September 2014, the 30th to be exact, was when I first stepped on the beautiful island of Bohol. Thanks to my first geohazard assessment and mapping assignment slash first out-of-uni fieldwork.
As mentioned, the purpose of me being in that place was to work so that was the priority and then my tourist self came in the later part of my team’s stay there. With that, I’m sharing a bit about my experience as a geologist assessing the place for its flood and landslide susceptibility.
To start, let me clarify that my team was assigned 2 municipalities with a total of 64 barangays and that we were 5 people, 4 geologists and 1 geologic aide, in my team. In addition, I was the only newbie there. The month-long experience was really refreshing and eye-opening.
Every day, until we’ve covered all the municipalities, each of us were assigned to assess a number of barangays so we work by ourselves during the day then consult at night and during breaks. The 2 municipalities assigned to the team are both in the Northeastern part of Bohol, with its geology partly comprised by the Ubay Volcanics and other rock sequences. Both are mostly flat and low-lying while one of which is a coastal municipality. Since I was the youngest in the team, I only got to be assigned in areas nearest to to the center of the municipalities but I was still able to see how life is for the natives. I was also able to interact with them and experience even a small portion of their daily lives – transportation, food, hospitality. In addition, I must stay that for me, who wasn’t used to the activity as I was, it was really difficult and nerve-wracking even though we had enough lectures about assessment and susceptibility mapping. After days of going around all the sitios of all included barangays, our work wasn’t done yet.
For the rest of the month, we had to make various reports for each municipality, make our raw map and do all other necessary stuff.
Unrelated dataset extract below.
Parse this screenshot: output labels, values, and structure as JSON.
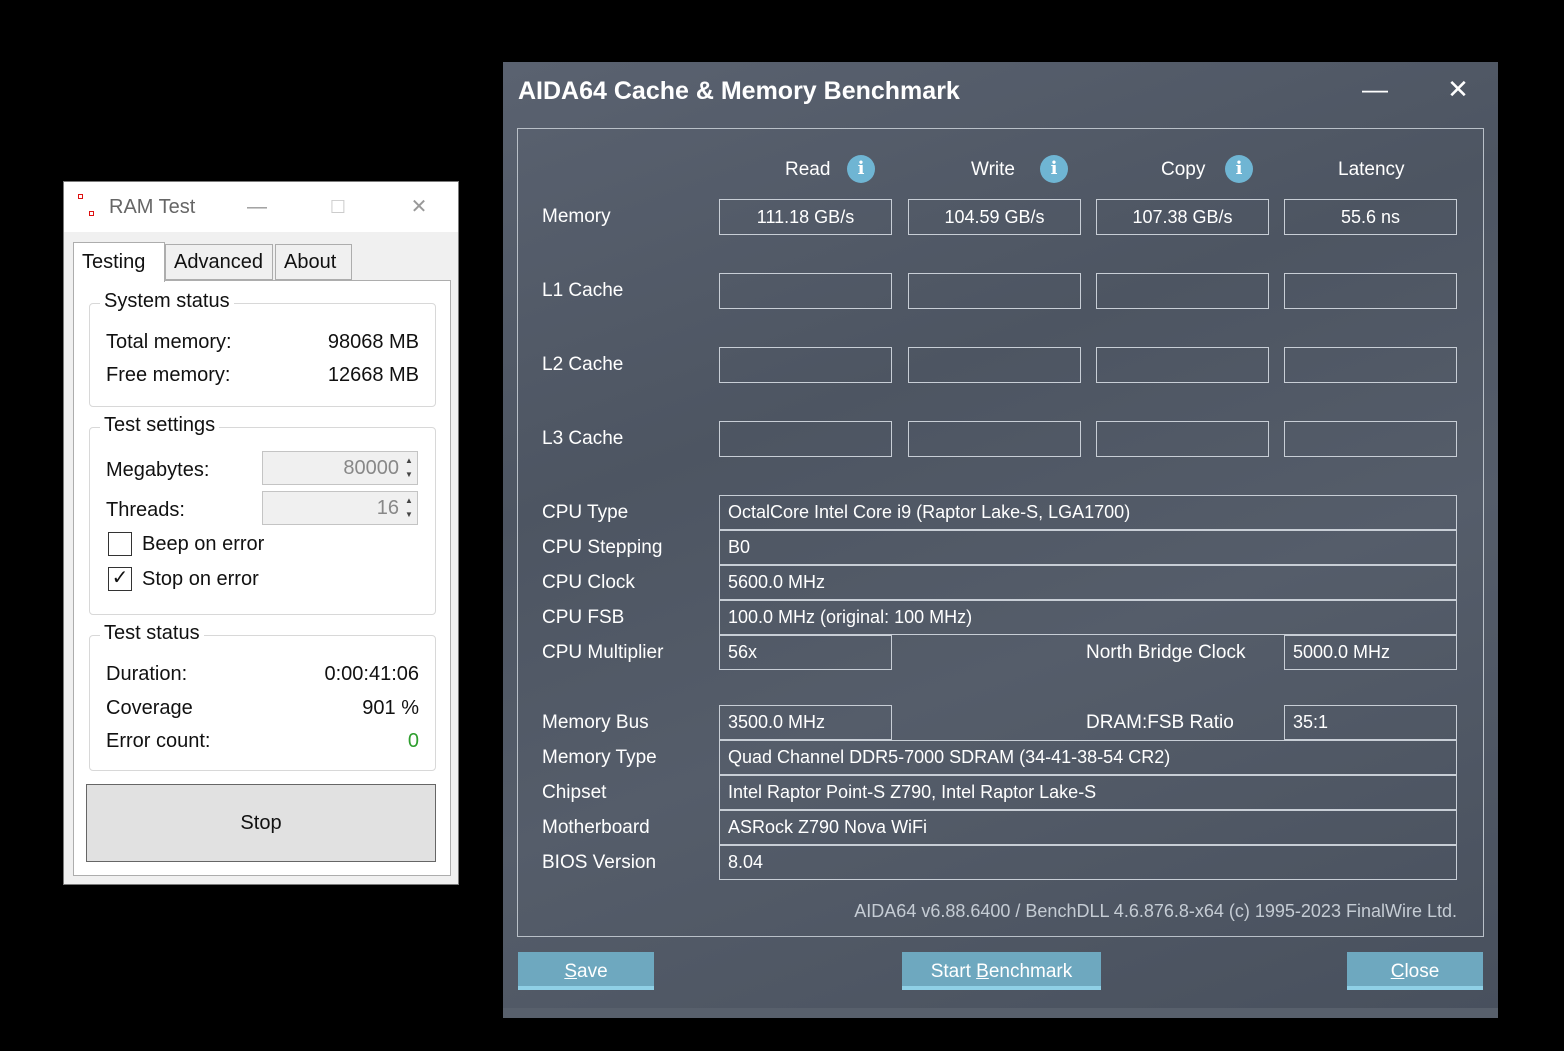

As for my part in the report, which took me days to write, it felt terrifying. Of course, I trust that I had enough knowledge and examples on it but there was always that “what if” thinking. I guess, that was part of it and there’s always the team leader and the seniors to consult with and to check. In the end, it felt nice to be able to have a part in the report, which happened to be my first one for the bureau.
Now onto my reasons to travel back to Bohol (not that my first visit was ugly) aside from it being part of the job:
These photos were from my and my teammates’ cameras so I’m not taking all the credit. Going back to the real point of this whole thing – reasons.
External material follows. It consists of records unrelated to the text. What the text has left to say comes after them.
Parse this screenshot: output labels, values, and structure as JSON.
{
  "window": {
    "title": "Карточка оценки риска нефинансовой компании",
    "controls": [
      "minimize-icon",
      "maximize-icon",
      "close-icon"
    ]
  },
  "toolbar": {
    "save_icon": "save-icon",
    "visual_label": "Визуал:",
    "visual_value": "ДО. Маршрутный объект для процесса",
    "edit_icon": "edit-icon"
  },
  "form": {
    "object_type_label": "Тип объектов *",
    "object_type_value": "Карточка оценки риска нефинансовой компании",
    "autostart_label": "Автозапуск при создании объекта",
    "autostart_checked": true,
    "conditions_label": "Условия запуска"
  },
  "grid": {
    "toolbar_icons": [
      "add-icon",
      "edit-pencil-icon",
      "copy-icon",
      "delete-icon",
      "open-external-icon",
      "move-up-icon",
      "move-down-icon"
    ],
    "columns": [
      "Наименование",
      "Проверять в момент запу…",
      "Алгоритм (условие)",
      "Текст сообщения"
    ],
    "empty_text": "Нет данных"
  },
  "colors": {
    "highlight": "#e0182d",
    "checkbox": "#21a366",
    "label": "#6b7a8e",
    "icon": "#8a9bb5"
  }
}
First, I thought that these shots showed how awesome the tourist part of the experience was such that these are enough reasons to go back.
Second, my sentimental self feels the need to travel back, now that I can if I wanted to.
Third, I wasn’t able to visit all of Bohol. There are various geologic, cultural, heritage, and natural treasures in the island. You name it and it’s there.
Fourth, I wasn’t ready to face the challenging activities offered during my stay there. Thus, I must return to be able to try them out and face whatever fears I have.
Fifth, I think I could cross out a number on my bucket list if I go back.
Sixth, I have yet to experience swimming in the waters of Bohol.
Lastly, I don’t think one can ever get enough of Bohol. One visit is never enough.